Brennan and Schwartz used finite difference method for option pricing for the first time. Marchuk and Shaidurov first applied Richardson's correlation extrapolation technique to the finite difference method. The finite difference method can be well applied to the prices of European options and American options, but the utility of this extrapolation method depends entirely on the expansion of a single discrete parameter. When the dimension increases, the amount of calculation is extremely large, and this problem is also difficult to overcome.
3. Monte Carlo simulation method
The main idea of Monte Carlo method is to sample in randomly distributed sample space, find the average value of samples, and replace the whole expectation with the expectation of random sample space.

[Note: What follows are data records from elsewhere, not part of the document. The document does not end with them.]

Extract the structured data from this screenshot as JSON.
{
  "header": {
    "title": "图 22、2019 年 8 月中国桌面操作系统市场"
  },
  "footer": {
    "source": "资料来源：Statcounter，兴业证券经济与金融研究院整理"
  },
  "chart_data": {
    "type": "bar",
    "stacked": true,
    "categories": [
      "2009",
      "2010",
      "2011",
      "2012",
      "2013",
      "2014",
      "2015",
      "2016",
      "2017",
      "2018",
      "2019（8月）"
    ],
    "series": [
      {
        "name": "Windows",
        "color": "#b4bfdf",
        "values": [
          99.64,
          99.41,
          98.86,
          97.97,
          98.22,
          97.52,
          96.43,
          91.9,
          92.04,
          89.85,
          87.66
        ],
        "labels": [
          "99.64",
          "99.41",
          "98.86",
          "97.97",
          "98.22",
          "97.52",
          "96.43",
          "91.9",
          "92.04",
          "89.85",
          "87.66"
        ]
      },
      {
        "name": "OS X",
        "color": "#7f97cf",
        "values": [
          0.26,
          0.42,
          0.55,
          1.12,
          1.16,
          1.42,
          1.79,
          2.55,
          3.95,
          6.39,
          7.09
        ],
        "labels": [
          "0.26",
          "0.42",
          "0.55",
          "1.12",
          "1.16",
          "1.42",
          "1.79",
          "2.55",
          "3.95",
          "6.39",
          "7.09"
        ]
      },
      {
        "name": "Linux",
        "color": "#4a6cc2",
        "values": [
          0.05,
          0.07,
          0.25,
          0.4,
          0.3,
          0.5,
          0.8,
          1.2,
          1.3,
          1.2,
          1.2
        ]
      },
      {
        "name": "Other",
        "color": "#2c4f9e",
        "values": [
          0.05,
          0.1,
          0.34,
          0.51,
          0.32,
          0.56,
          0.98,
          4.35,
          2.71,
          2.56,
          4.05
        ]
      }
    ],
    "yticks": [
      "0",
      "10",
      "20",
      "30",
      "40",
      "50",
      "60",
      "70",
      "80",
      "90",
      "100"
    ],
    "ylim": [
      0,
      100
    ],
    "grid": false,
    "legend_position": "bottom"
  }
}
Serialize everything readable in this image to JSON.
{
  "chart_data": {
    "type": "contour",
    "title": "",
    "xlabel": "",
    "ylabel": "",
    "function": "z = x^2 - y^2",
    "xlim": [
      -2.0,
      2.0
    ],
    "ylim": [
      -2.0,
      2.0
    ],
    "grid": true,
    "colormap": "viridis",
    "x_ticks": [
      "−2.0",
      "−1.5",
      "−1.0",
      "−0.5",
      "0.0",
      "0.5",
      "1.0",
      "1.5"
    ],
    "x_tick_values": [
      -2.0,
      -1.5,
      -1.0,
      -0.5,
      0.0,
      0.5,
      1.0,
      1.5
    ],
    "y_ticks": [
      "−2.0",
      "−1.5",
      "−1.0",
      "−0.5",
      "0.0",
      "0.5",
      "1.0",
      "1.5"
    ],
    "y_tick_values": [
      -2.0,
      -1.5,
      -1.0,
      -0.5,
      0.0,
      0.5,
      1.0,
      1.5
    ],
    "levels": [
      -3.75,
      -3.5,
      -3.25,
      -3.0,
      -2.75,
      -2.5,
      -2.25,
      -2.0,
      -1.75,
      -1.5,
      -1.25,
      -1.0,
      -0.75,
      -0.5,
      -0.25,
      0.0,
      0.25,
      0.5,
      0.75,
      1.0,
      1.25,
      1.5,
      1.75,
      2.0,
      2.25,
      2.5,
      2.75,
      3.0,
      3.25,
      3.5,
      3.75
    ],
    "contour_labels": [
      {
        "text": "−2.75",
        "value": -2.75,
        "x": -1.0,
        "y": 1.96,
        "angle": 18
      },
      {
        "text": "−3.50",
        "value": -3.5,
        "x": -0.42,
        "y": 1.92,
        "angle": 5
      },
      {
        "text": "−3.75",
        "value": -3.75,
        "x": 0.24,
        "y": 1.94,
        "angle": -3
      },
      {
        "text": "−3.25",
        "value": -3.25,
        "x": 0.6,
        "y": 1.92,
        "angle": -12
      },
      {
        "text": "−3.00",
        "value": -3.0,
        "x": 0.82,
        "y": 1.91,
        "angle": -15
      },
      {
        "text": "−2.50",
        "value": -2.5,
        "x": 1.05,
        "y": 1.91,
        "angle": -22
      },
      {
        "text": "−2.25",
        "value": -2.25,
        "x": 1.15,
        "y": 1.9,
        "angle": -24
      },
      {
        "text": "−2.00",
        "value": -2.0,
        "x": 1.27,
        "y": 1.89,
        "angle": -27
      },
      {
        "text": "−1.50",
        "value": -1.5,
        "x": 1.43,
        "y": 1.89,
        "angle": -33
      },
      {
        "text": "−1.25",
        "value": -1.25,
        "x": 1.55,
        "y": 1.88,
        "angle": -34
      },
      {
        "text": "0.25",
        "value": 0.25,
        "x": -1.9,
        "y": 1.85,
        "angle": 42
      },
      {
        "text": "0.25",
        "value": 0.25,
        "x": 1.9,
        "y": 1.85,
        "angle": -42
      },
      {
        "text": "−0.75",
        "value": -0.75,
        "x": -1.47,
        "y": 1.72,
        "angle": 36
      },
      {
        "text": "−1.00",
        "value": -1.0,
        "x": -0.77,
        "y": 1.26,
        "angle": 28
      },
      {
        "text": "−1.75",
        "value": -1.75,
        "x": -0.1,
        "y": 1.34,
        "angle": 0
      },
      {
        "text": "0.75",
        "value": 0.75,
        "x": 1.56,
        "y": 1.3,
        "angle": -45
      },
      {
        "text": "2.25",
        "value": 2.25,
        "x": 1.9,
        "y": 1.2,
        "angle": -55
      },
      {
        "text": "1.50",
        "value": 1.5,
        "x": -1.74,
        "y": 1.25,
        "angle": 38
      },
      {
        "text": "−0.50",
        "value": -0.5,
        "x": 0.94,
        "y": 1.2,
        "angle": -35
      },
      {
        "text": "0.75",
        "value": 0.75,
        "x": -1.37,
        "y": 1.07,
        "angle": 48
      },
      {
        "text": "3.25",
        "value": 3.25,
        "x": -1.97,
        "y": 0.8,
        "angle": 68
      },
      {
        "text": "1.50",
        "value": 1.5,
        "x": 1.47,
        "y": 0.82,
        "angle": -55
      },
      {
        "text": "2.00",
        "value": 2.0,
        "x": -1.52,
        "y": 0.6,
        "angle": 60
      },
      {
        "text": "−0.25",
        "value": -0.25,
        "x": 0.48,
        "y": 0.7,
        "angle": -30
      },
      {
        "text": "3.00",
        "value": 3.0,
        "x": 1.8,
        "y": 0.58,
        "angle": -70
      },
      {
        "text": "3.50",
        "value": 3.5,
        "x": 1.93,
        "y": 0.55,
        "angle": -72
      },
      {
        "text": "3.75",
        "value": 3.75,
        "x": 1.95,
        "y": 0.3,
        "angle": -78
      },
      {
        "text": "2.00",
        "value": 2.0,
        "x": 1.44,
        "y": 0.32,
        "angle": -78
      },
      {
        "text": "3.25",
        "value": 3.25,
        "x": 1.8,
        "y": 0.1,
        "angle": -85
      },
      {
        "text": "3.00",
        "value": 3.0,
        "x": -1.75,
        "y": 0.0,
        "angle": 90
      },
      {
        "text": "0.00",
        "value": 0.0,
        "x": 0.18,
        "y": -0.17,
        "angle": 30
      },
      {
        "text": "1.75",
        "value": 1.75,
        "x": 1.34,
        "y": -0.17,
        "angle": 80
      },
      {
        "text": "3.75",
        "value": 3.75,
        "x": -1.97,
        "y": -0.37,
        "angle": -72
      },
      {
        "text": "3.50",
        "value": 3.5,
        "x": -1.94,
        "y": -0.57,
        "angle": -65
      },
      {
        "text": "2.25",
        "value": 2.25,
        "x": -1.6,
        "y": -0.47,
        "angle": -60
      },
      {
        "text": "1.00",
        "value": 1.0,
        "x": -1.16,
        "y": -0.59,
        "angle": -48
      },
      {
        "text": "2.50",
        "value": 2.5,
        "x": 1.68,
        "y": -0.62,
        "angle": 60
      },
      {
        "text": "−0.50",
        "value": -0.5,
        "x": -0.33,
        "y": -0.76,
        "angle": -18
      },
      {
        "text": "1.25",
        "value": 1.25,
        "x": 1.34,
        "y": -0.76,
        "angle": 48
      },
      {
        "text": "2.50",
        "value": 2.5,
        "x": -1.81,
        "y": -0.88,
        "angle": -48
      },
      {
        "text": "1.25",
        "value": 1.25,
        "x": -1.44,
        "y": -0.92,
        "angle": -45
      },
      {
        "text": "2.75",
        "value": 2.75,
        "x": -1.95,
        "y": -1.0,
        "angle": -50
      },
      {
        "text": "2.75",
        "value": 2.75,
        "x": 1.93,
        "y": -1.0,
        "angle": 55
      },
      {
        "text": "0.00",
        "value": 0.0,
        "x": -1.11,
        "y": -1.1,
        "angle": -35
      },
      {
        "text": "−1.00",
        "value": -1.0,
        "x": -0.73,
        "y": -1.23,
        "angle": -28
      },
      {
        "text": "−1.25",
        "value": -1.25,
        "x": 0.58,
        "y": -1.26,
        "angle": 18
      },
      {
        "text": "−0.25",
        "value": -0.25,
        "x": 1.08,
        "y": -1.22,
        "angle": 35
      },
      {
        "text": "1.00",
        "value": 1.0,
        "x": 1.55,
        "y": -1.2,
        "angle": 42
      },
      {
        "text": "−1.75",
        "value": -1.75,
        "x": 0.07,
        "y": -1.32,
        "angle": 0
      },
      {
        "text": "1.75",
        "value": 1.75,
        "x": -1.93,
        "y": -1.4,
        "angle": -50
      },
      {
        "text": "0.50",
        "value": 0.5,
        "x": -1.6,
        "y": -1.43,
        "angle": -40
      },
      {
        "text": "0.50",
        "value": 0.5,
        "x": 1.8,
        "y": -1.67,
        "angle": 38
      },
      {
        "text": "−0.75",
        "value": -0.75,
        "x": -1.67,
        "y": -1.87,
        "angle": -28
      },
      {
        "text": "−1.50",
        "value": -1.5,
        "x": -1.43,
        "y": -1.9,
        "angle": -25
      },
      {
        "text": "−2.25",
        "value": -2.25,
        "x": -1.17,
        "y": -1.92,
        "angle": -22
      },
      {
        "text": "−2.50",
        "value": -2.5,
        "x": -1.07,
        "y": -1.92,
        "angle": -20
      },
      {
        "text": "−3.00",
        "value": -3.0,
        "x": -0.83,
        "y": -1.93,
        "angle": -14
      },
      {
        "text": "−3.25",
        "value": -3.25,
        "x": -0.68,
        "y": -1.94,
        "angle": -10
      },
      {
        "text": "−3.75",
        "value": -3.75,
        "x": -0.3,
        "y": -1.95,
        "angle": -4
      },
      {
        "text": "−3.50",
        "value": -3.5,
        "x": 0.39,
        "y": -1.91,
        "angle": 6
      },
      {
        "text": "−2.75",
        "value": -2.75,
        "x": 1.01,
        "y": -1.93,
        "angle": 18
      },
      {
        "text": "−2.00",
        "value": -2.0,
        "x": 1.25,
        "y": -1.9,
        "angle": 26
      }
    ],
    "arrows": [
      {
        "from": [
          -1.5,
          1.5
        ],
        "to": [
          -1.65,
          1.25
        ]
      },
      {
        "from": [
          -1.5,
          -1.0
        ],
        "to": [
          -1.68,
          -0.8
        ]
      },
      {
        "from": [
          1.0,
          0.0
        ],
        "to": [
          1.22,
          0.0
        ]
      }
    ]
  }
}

Boyle first proposed to use Monte Carlo simulation method to price options. He further proposed the method of reducing variance to improve the simulation efficiency. According to the empirical analysis, Monte Carlo simulation method is very effective in demanding the value of European options. However, for American options, Monte Carlo simulation method can not directly solve the pricing problem because it needs repeated search. As for American options, Barraquand and Martineau separate the various states of the target asset price, get the probability of each path moving in each region, and use a method similar to grid analysis to solve it in reverse. Broadie, Glasserman and Jain put forward two estimation methods, and obtained two estimated values to estimate the trust region of options.